Suite à la publication en France le 29 octobre 2014 du livre de Pierre Péan, intitulé "Nouvelles affaires africaines : mensonges et pillages au Gabon", selon lequel Ali Bongo serait un enfant nigérian adopté, l'opposition lance la contestation, puisque la Constitution gabonaise interdit aux personnes ayant acquis la nationalité gabonaise d'être candidat à l'élection présidentielle.
L'opposition appelle à la désobéissance civile et ordonne à ses militants à ne plus reconnaitre Ali Bongo comme chef de l'Etat gabonais. La désobéissance civile est lancée mais le peuple ne suit pas.
Entretemps, la rue gronde. Les syndicats multiplient les grèves pour des revendications salariales. Les ONG et le représentant de l'ONU au Gabon appellent au dialogue pour éviter l'explosion du pays.
DEGELE POLITIQUE
Finalement, Ali Bongo décide de lâcher du leste. Le 31 octobre, il promet de réhabiliter l'Union nationale. Chose faite ce mercredi 4 février 2015.
"C'est une très bonne chose que l'Union nationale soit réhabilitée", se réjouit Louis Gaston Mayila, président d'un parti de l'opposition.
"La décision doit permettre de décrisper la situation politique du pays", jubile pour sa part Florentin Moussavou, président de l' Alliance pour la démocratie et la République (ADERE, majorité).
Ali Bongo ne s'arrête pas là. Il décide également de réhabiliter le Conseil national de la démocratie (CND) pour canaliser le dialogue politique dans le pays.

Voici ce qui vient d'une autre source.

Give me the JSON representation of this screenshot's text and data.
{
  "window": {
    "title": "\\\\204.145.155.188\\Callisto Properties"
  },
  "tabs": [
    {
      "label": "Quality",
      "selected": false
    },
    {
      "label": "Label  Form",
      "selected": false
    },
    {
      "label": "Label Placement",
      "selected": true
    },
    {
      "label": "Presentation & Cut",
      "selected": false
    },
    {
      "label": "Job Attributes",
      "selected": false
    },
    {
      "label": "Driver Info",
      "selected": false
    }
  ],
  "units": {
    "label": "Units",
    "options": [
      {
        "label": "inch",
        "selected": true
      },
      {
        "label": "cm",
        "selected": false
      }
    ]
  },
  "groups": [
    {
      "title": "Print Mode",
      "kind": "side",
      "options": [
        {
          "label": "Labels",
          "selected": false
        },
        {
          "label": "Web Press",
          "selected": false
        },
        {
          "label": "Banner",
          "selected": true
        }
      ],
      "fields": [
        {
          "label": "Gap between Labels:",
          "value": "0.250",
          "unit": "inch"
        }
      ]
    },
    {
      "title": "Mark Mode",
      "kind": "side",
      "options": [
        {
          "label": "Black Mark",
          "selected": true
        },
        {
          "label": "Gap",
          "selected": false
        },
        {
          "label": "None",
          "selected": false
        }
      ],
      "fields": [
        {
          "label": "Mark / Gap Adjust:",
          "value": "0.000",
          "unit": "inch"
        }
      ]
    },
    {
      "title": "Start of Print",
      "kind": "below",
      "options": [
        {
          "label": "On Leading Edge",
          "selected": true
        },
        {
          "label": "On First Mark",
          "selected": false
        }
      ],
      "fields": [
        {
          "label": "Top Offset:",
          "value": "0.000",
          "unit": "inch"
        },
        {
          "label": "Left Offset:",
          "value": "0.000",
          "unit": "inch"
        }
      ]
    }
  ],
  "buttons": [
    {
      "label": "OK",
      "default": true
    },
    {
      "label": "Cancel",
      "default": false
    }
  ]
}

C'est l'acte 2 du dégèle politique.
L'institution réhabilité avait été créée en 1994 mais n'a jamais fonctionné de façon optimale. "C'est un cadre idéal pour le dialogue politique dans le respect des institutions", affirme Ali Bongo.
Le numéro un gabonais s'est déclaré mercredi dernier prêt à ouvrir des discussions sur d'autres sujets quasiment tabous concernant la transparence électorale à travers la refonte du fichier électoral.
"L'opposition est prise de court et n'a quasiment plus de raisons de descendre dans la rue", affirme un politologue s' exprimant sous le couvert de l'anonymat. L'intellectuel reconnaît tout de même qu'il reste encore les chantiers de la limitation des mandats présidentiels. La constitution actuelle autorise le chef de l'Etat à se présenter autant de fois. La même loi limite à un seul tour toutes les élections politiques dans le pays. Ce que conteste l'opposition.